İSLAMİ BİR KISSA
Zeynep-Sofi
İSLAMİ BİR KISSA
Hz.Ebubekir r.a ile ilgili bir hadise
Birgün hazret-i Ebû Bekr 'r.a.',
Hazret-i Fahr-i âlem seyyid-i veled-i âdem Nebiyyi
muhterem ve habîb-i mükerremin 's.a.v.' huzûr-ı şerîflerinde
se'âdetle otururlarken;
Bir bedbaht kötü huylu kimse; bir edebsizlik edip, Ebû Bekre dil uzatıp,
yakışıksız sözler söyledi.
Hazret-i Server-i kâinât; o edebsiz, Ebû Bekre edebsizlik etdikce; birşey söylemez,
ba'zan da tebessüm eder idi.
Hazret-i Ebû Bekr; o bedbaht ve edebsizin edebsizliği haddi aşınca
zarûrî olarak gadaba gelip, birkaç söz söyleyince
hazret-i Fahr-i kâinât, se'âdetle ve devletle yerinden kalkıp, gitdi.
Hazret-i Ebû Bekr 'radıyallahü teâlâ anh' Sultân-ı Enbiyânın ardına düşüp
yetişdi ve dedi ki:
- Yâ Resûlallah! Niçin, bir hayâsız, edebsizlik edip, gönül incitirken
sustunuz, birşey söylemediniz.
Şimdi, ben ona söyleyince, kalkıp, gitdiniz; sebebi nedir.

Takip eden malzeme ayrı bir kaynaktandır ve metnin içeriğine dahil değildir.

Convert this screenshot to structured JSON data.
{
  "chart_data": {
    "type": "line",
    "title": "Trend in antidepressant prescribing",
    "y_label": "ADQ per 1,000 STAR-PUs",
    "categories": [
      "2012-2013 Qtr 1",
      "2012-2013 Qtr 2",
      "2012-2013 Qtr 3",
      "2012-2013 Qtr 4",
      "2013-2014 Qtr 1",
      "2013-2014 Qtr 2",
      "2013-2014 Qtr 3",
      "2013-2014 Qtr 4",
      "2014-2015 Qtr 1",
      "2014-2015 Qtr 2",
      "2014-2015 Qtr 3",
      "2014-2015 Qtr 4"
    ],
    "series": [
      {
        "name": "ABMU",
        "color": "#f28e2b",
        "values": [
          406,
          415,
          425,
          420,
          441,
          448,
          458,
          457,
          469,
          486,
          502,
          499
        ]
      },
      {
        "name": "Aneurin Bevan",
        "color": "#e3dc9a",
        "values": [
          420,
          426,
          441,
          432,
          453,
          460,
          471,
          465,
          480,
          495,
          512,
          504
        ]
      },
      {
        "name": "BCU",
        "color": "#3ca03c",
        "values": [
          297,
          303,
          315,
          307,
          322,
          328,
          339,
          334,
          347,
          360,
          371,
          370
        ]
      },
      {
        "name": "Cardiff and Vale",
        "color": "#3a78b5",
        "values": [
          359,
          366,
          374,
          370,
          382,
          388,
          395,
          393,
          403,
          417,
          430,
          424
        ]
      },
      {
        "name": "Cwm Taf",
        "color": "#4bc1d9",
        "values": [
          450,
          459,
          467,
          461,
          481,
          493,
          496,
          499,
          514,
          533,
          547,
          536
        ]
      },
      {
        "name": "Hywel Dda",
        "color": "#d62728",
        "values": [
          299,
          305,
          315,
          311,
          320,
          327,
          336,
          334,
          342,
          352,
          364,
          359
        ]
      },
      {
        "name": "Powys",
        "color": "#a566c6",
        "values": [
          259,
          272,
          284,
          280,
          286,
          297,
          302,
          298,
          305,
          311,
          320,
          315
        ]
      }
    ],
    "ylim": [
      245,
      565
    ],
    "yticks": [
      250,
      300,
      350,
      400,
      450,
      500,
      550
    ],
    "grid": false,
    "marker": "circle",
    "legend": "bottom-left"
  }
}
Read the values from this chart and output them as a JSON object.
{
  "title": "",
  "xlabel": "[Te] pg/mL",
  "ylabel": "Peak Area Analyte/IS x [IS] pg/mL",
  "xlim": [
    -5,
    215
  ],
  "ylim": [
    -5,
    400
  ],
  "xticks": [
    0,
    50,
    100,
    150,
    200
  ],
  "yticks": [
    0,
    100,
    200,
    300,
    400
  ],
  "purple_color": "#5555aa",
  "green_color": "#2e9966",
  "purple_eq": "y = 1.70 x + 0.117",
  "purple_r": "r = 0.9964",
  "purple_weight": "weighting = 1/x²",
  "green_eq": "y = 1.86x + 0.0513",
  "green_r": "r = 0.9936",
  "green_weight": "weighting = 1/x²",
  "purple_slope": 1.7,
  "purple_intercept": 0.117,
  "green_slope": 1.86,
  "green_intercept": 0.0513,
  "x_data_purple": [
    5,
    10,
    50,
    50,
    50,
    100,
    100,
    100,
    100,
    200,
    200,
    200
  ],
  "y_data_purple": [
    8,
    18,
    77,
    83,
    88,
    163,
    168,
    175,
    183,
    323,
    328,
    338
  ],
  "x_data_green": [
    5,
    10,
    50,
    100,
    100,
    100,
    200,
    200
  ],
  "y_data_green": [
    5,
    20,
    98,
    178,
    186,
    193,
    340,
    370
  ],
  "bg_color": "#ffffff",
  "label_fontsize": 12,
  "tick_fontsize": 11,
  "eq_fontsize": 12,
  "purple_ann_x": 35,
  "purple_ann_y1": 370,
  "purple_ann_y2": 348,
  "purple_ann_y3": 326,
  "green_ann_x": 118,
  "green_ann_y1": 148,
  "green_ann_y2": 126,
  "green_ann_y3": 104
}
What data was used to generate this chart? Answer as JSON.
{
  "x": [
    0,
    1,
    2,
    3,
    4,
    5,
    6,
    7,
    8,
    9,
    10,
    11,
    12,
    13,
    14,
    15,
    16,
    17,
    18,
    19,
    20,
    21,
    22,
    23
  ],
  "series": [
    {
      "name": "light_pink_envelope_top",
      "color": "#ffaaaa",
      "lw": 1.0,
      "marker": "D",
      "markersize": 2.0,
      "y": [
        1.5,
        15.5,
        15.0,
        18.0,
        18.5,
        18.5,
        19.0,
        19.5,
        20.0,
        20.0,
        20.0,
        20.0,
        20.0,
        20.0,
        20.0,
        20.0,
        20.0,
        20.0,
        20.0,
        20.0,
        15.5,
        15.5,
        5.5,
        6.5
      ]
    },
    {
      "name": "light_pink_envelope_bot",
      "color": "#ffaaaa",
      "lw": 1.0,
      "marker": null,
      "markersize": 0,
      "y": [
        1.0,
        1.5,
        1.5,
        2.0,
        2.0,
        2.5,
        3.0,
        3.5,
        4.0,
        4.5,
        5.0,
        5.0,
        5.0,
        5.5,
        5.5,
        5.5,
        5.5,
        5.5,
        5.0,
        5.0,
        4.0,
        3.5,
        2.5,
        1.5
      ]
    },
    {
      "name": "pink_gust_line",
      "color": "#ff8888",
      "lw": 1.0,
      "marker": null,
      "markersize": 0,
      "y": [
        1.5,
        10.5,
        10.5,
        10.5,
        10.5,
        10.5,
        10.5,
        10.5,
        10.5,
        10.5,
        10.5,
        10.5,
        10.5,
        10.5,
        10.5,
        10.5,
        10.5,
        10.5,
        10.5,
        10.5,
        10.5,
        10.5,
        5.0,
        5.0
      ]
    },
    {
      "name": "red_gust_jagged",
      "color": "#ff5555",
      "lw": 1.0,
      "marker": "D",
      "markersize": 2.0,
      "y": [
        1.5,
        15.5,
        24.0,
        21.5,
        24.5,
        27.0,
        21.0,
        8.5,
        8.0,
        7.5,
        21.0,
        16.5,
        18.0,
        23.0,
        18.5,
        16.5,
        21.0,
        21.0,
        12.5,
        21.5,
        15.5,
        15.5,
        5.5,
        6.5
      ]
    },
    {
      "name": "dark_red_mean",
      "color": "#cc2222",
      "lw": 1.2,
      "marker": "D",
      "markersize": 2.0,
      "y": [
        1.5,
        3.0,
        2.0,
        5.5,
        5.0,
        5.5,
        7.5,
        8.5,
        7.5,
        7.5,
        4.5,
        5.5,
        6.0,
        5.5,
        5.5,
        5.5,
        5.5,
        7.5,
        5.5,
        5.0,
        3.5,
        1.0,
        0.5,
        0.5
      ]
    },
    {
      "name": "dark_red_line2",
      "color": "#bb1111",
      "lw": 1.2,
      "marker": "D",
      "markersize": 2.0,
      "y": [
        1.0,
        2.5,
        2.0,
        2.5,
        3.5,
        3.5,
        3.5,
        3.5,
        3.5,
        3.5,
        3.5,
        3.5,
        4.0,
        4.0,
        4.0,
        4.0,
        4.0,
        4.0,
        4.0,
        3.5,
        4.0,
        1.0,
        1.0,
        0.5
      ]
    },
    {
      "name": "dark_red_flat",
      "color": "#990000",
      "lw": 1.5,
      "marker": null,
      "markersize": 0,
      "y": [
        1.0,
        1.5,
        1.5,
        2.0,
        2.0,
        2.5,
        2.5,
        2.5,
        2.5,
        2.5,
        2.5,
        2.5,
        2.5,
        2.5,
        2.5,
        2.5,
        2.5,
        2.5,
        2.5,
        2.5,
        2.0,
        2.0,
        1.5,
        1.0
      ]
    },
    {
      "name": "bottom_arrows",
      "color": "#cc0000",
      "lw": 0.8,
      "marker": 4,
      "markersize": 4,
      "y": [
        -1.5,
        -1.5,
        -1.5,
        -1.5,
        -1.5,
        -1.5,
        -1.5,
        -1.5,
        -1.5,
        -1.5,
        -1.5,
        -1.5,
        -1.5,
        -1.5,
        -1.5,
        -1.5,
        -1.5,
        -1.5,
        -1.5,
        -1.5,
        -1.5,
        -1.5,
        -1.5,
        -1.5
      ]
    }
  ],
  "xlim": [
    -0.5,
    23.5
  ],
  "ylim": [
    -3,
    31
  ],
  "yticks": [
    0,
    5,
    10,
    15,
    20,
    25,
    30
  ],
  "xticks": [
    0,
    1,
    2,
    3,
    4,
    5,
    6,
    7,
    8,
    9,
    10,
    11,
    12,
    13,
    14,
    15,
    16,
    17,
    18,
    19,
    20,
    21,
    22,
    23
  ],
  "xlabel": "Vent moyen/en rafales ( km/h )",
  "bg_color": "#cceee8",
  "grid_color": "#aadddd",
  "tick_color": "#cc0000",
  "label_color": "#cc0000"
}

Hazret-i Fahr-i kevneyn ve Resûl-i sakaleyn 's.a.v.' buyurdu ki:
- Yâ Sıddîk! O hayâsız ve bedbaht sana dil uzatmağa başladığı zemân
Allahü teâlâ bir melek gönderdi ki, o kimseyi karşılayıp, kovacak idi.
Sen, hemen gadaba geldin; söylemeğe başladın.
O melek gidip, yerine iblîs geldi. İblîs-i la'înin olduğu yerde, ben durmam.
Hazret-i Ebû Bekr-i Sıddîk 'r.a.' ondan sonra
vaktli vaktsiz söz söylememek için, mubârek ağzına bir taş koyar idi.
Ne zemân söz söylemek lâzım gelse, evvelâ fikr ederdi.
Bir söz söyliyeceği zemân, o sözü kendi kendine nice zemân düşünür,
tefekkürden sonra, mubârek ağzından o taş parçasını çıkarıp
ne söz söyliyecek ise söyler idi.
Sonra o taş parçasını mubârek ağzına alıp,
tesbîh ve tehlîl ile meşgûl olurdu.
Kimseye, hayrdan ve şerden dünyâ kelâmı söylemez
eğer kat'î lâzım ise ve çok efdal ise, söylerdi.
Yoksa, gecede ve gündüzde tesbîh ve tehlîl ile meşgûl idi.